In the paper, a single database was used per installation of Postgres, each on a different virtual machine. In theory, there is nothing stopping you from using three different databases on a single Postgres install (as a new connection will be opened to each database), but there may be some performance/concurrency penalty.
$ git clone https://github.com/const-sambird/dina.git
$ cd dinaThe default quantum branch is the correct version of qDINA to install. The classical branch is an earlier version and several modifications to the underlying algorithm (to improve performance and better align with the source paper) have been made since then that impact both the classical and quantum versions. To run classical DINA, simply omit the -q command line option (explained below).
qDINA is built on Python 3.12.9, though other versions should be compatible. It is recommended to create a venv to install the packages.
$ python -m venv .venv
$ source .venv/bin/activate
$ pip install -r requirements.txtTo create the queries (if not done so already in a pregenerated set) the prerequisites for the TPC-H and TPC-DS qgen/dsqgen programs need to be installed:
$ sudo apt-get install gcc make flex bison byacc git gcc-9Then, download the runkits from the TPC website and create a Makefile by renaming and editing makefile.suite to your system specifications. qgen will not compile on macOS without changing references from malloc.h to stdlib.h. (The experimental results for qDINA were run on Ubuntu 24.04, and a Linux environment is recommended for reproducibility).
Tip
The benchmarking utility has further utilities for creating a workload of queries using the TPC-H qgen utility. This is particularly relevant as the paper's results use the same workload for recommending indexes as evaluating results. It is strongly recommended that this is used for reproducing our results, though of course any workload should work.

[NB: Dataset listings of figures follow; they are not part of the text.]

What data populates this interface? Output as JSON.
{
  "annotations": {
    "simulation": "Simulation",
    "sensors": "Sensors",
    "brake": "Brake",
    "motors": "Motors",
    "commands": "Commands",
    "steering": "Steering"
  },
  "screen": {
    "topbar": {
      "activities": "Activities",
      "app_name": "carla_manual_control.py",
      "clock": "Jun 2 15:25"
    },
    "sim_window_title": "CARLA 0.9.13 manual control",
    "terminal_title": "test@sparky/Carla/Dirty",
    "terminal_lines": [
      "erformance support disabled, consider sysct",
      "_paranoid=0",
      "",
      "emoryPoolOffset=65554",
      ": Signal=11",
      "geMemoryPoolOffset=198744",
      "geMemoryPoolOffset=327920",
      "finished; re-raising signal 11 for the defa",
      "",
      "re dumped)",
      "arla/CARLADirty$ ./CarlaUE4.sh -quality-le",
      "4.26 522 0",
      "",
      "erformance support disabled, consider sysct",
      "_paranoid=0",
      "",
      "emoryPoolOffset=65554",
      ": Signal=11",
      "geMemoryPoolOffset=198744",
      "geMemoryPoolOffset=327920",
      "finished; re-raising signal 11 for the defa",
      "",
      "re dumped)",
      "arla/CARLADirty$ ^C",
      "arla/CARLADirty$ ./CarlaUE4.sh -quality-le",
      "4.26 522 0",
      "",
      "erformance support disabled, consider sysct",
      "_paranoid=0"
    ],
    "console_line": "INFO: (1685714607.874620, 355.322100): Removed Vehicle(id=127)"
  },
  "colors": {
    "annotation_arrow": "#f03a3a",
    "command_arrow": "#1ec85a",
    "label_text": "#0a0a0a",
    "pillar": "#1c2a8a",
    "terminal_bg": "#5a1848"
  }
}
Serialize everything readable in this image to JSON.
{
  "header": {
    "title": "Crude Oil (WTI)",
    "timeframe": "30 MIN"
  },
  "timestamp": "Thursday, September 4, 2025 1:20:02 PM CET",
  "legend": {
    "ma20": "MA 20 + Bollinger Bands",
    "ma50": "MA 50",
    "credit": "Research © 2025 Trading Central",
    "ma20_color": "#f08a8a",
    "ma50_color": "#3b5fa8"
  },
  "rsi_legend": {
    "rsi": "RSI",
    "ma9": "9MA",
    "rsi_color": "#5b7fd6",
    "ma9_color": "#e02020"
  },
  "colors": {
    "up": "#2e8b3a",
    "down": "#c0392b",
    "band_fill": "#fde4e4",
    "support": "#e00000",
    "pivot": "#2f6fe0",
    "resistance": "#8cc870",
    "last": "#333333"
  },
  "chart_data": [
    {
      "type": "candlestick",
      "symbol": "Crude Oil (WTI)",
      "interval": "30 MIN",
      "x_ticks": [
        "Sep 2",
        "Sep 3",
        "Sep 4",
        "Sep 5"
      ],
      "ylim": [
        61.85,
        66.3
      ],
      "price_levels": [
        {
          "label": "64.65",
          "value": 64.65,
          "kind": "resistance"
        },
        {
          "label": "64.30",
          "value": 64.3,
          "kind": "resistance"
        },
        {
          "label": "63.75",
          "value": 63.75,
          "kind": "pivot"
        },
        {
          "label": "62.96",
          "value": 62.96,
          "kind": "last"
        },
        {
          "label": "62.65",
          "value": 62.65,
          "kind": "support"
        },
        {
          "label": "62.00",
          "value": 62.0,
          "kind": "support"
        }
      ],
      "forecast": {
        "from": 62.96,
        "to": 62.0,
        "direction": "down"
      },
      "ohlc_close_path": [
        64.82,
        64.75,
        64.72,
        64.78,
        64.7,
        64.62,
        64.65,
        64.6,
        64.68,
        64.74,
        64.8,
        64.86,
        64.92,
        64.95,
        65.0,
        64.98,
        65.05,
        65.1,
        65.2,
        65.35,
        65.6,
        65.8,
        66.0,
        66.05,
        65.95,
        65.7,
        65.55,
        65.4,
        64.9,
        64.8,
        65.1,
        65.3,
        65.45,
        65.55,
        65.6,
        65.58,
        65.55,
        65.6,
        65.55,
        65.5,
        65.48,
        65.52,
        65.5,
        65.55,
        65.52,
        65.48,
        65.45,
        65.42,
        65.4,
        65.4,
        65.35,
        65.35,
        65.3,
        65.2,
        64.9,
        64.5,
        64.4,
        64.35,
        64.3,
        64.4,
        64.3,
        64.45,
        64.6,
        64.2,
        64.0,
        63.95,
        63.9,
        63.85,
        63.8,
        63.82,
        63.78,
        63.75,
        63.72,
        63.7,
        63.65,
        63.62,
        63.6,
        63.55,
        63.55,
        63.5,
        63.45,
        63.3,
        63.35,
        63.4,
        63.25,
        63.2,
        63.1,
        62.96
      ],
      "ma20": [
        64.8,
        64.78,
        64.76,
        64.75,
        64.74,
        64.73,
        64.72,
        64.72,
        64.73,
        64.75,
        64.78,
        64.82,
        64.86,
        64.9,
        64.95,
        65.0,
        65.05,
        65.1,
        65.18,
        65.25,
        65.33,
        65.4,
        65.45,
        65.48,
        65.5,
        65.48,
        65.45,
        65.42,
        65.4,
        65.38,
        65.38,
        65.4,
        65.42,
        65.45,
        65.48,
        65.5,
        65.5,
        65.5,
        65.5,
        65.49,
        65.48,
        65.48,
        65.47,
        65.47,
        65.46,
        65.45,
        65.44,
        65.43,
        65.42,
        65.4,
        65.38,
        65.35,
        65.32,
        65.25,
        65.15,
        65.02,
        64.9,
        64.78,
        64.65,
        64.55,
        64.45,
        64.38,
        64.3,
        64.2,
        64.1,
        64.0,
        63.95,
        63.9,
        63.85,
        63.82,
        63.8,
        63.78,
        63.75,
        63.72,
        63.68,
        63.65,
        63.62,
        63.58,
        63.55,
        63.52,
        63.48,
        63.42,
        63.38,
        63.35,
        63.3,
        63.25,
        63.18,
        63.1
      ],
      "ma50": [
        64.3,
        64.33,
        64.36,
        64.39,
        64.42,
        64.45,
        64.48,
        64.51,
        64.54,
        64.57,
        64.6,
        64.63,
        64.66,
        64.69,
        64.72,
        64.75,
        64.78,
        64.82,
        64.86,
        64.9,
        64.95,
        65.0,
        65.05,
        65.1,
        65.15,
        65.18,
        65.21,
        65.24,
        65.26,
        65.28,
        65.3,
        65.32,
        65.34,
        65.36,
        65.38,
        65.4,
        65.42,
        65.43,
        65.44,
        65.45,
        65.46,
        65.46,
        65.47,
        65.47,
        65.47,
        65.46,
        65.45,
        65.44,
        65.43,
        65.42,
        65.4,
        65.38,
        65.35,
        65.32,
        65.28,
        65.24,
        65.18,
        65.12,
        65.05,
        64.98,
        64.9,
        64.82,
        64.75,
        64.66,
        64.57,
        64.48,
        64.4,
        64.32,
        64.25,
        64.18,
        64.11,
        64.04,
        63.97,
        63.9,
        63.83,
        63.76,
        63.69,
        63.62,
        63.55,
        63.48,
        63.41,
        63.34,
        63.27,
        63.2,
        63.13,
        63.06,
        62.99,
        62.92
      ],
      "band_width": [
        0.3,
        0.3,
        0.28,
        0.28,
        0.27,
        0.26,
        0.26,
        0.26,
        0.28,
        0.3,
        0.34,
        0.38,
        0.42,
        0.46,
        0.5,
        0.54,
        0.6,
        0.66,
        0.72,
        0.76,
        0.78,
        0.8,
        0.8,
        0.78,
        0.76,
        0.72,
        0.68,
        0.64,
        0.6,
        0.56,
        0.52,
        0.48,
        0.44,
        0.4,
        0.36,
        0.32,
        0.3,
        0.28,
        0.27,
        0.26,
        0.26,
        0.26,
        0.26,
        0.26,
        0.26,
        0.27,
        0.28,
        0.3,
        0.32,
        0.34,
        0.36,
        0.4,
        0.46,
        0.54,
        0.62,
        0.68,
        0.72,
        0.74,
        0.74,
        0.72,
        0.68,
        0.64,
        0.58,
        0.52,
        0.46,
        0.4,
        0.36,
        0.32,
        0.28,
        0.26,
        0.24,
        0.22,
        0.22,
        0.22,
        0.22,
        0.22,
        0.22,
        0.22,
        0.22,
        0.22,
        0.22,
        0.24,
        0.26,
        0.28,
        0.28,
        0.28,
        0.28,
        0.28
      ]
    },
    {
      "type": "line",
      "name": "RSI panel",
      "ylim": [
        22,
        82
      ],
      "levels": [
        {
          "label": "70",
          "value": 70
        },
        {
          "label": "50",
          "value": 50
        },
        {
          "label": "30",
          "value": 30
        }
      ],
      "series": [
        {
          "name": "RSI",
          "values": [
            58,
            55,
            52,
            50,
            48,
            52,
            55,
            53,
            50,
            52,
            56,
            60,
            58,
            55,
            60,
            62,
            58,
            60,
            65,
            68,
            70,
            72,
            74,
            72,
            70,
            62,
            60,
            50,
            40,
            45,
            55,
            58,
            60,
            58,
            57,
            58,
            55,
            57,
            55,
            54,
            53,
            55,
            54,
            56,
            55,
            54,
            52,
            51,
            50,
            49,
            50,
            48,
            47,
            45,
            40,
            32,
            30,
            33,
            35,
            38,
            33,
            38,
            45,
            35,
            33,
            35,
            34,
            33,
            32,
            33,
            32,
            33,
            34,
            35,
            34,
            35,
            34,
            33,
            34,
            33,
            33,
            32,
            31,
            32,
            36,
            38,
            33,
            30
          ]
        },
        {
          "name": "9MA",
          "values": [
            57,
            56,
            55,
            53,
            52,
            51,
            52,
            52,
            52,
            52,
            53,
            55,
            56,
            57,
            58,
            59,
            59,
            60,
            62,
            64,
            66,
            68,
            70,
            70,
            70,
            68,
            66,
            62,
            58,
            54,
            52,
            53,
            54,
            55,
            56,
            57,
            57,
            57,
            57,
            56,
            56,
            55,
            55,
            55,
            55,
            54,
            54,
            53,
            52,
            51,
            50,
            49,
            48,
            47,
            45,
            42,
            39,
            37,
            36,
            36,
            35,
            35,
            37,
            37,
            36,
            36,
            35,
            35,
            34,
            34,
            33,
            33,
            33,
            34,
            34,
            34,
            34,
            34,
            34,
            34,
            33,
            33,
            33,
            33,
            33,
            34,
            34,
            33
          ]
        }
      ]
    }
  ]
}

qDINA requires a replicas.csv file to list the database replicas to create (simulated) indexes on. The format that is expected for a single connection is
id,hostname,port,dbname,user,password,
| Field | Explanation |
|---|---|
| id | A number to identify the database replica (1, 2, ...) |
| hostname | The IP address of the PostgreSQL database |
| port | Which port number to connect to (the default is 5432 but it must be specified) |
| user | The user to connect with. This user must have sufficient privileges on the database to create and drop hypothetical indexes and run EXPLAIN commands |
| password | The password for the user |
One line per replica.
Example invocations are given below (the commands run in our actual experimental runs):
| Experiment | Neural network | Command |
|---|---|---|
| # replicas | Classical | python learner.py -s 10 -w 1 -c --workload-factor 10 --eps-decay 50 -e 100 -b 5000000000 -W tpc-h --batch-size 16 --qnn-output layer --num-shots 4096 --training-set /proj/qdina-PG0/qdina-1100 --run-name 6rep --param-layers 10 --spsa-iterations 1 --seed 100 recommend |
| # replicas | Quantum | python learner.py -s 10 -w 1 -c --workload-factor 10 --eps-decay 50 -e 100 -b 5000000000 -W tpc-h -q -n 8 --batch-size 16 --qnn-output layer --num-shots 4096 --training-set /proj/qdina-PG0/qdina-1100 --run-name 6rep --param-layers 10 --spsa-iterations 1 --seed 100 recommend |
| # repetitions | Quantum | python learner.py -s 10 -w 1 -c --workload-factor 10 --eps-decay 50 -e 100 -b 5000000000 -W tpc-h -q -n 8 --batch-size 16 --qnn-output layer --num-shots 4096 --training-set /proj/qdina-PG0/qdina-1100 --run-name ansatze --param-layers [REPETITIONS] --spsa-iterations 1 --seed 100 recommend |
For all experimental runs, seeds 100 -- 104 were used. Note that the experiments with different numbers of database replicas are configured by modifying replicas.csv (instructions above).